Griesbach setzt Schollmeyer und die beiden Männer als Buffone ein. Als Wesen, die sie in einem Interview als „Hüter der Zeit“ betitelte. Sie führen in die Geschichte des ungleichen Brüderpaares ein, verwandeln sich aber dann auch mithilfe von Masken und Puppen in verschiedene Charaktere. Sie siezen sich und fragen sich öfter: „Erinnern Sie sich noch?“, bevor sie dann gemeinsam die einzelnen kleineren und größeren Geschichten des Dramas zum Leben erwecken. Franzens Motivation, seinen Bruder Karl mittels einer Intrige vom Vater zu entzweien, wird sehr anschaulich dargestellt. Seine Verbannung in eine Dachkammer, in die es noch dazu permanent hineinregnet, erhält einen Schuss Wortwitz. „Franz war ein Bettnässer!“ erklärt einer der Buffone, „Nein, es ist nur sein Bett nass geworden!“ antwortet ihm ein anderer. Die Verhätschelung des großen Bruders führt zwangsläufig zu einem nicht enden wollenden Hass. Da muss über die Missgestalt, wie sie Schiller veranschaulicht, gar nicht weiter diskutiert werden. Bevorzugung eines anderen, dieses schlimme Gefühl, das verstehen sogar die Allerkleinsten.

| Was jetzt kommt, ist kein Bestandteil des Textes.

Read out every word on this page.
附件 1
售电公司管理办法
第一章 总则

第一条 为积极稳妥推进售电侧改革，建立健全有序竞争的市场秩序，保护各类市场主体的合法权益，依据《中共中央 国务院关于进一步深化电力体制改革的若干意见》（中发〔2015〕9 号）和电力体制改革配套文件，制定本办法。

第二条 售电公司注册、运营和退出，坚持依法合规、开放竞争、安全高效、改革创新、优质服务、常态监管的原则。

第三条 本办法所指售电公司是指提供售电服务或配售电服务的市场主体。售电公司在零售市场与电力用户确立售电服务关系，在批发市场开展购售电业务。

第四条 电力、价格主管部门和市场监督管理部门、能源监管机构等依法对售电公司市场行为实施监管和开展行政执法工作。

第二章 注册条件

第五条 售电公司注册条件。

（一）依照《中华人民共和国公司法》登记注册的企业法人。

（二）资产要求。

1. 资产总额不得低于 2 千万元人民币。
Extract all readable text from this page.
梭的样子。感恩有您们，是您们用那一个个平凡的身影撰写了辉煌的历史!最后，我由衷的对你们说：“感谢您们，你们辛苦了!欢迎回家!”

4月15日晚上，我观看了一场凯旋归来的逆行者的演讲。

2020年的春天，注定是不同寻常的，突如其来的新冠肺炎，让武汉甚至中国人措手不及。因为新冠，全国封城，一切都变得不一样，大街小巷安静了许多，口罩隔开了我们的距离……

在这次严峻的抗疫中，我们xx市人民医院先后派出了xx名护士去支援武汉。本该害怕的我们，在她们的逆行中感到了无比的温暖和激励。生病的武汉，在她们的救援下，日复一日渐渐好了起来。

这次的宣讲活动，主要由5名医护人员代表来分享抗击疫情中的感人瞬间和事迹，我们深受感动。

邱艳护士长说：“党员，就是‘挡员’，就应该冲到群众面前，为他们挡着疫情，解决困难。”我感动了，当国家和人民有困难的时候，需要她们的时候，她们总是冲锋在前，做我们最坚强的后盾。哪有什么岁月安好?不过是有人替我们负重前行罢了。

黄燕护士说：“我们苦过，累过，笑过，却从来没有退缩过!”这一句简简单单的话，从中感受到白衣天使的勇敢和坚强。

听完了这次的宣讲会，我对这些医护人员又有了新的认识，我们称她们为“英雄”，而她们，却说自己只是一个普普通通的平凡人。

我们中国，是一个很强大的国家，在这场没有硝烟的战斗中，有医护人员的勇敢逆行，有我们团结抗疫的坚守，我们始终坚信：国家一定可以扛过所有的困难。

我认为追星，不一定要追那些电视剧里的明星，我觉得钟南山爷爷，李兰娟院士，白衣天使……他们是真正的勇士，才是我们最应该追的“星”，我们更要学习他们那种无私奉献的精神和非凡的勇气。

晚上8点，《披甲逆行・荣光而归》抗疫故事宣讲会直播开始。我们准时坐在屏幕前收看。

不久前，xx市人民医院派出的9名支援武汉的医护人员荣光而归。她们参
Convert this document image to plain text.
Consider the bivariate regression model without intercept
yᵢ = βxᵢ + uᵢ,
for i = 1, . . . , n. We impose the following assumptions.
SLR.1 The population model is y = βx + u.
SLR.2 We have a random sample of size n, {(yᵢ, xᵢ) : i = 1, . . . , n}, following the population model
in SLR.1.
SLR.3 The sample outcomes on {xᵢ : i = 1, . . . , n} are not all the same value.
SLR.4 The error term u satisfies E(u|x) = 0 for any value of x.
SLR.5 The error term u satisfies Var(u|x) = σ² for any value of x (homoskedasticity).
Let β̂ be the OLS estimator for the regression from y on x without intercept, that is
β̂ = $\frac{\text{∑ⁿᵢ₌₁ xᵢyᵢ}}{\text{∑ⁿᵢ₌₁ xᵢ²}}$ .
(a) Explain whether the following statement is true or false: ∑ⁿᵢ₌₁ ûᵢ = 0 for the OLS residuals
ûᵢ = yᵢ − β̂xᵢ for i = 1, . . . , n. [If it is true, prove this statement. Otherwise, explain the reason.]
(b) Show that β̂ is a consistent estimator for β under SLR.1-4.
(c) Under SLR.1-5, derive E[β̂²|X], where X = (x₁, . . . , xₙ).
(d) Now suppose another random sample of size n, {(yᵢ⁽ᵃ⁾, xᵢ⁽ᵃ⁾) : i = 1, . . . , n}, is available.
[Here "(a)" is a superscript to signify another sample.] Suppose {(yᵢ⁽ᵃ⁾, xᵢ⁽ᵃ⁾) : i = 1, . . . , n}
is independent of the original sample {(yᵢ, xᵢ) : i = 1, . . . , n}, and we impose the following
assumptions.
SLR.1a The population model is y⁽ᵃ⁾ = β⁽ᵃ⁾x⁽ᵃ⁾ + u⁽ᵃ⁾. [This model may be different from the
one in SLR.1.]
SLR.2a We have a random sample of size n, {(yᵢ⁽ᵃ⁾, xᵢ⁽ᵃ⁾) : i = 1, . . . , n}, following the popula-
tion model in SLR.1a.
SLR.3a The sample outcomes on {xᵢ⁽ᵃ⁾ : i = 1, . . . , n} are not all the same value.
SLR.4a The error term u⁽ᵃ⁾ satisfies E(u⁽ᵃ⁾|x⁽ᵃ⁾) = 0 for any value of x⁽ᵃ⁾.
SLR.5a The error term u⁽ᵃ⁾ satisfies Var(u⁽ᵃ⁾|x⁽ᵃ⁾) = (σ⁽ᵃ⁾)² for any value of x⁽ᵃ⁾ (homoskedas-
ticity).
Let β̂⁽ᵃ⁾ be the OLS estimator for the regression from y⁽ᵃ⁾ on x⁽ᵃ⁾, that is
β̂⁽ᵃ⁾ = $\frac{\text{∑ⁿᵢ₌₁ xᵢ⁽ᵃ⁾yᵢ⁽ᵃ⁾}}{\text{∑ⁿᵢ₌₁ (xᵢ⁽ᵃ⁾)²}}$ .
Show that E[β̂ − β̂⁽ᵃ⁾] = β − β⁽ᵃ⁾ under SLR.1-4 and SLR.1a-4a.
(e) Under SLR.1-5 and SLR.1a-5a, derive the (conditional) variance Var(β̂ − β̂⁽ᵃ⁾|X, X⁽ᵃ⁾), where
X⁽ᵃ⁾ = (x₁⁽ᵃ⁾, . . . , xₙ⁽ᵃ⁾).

Häufige Licht- und damit verbundene Stimmungswechsel, sowie ein hohes Erzähltempo, lassen keine Minute Langeweile aufkommen. Der Schmerz von Karl, als er erfährt, dass ihn sein Vater verstößt, kann drastischer nicht ausgedrückt werden. Er bricht einfach zusammen und bleibt am Boden liegen. Solange, bis er von einer ganzen Teddy-Armada zum Räuberhauptmann bestellt wird. Der Fall Spiegelbergs, dargestellt ebenfalls durch einen kleinen Teddybären, als er erfährt, dass nicht er, sondern Karl zum Räuberhauptmann erkoren wurde, ist im wahrsten Sinne des Wortes tief. Hart plumpst er von großer Höhe auf dem Boden auf. Wunderbar, wie bald darauf ein Plüschaffe einen furiosen Tanz auf einem Bügelbrett vollführt bei dem er alle und alles, was ihm in den Weg kommt, platt macht. Platt, platt, platt. Die Kinder kugeln sich vor Lachen. Und nicht nur die Kinder.

Karl, Franz und ihr Vater werden auch durch winzige Köpfe dargestellt, die auf langen Stangen sitzen. Ein Fragment ihrer selbst, sind sie dennoch prächtige Statthalter ihrer Charaktere. Und geben auch ein Gefühl von der eigentlichen Egalität der Menschen. Einer Gleichheit, die sie selbst jedoch nicht sehen können. Der Tod des Vaters, der bei Schiller durch das bewusste Eingreifen von Franz noch rascher eintritt als auf natürlichem Wege, mutiert bei Griesbach zu einer unterlassenen Hilfeleistung. Kindgerecht muss man hinzufügen. Franz wendet sich uninteressiert ab, während der kleine Puppenkopf jammert und sich zum Sterben neigt. Der schwarze Umhang, aus dem eine Krücke bedrohlich über den Boden klapperte und der die Stange der Figur bedeckte, ist so ausdrucksstark, dass es keiner weiteren Erklärungen des Ablebens bedarf. Aber auch die Brandschatzung des Dorfes durch die Räuberbande wird durch den Einsatz von Theaternebel, rotem Licht und wenigen, prägnanten Sätzen zum absoluten Bedrohungsszenario. Im Saal ist es still, ganz still geworden. Die Gräuelbilder zur Erzählung finden jedoch nicht auf der Bühne statt, sondern formieren sich nur in den Köpfen des Publikums.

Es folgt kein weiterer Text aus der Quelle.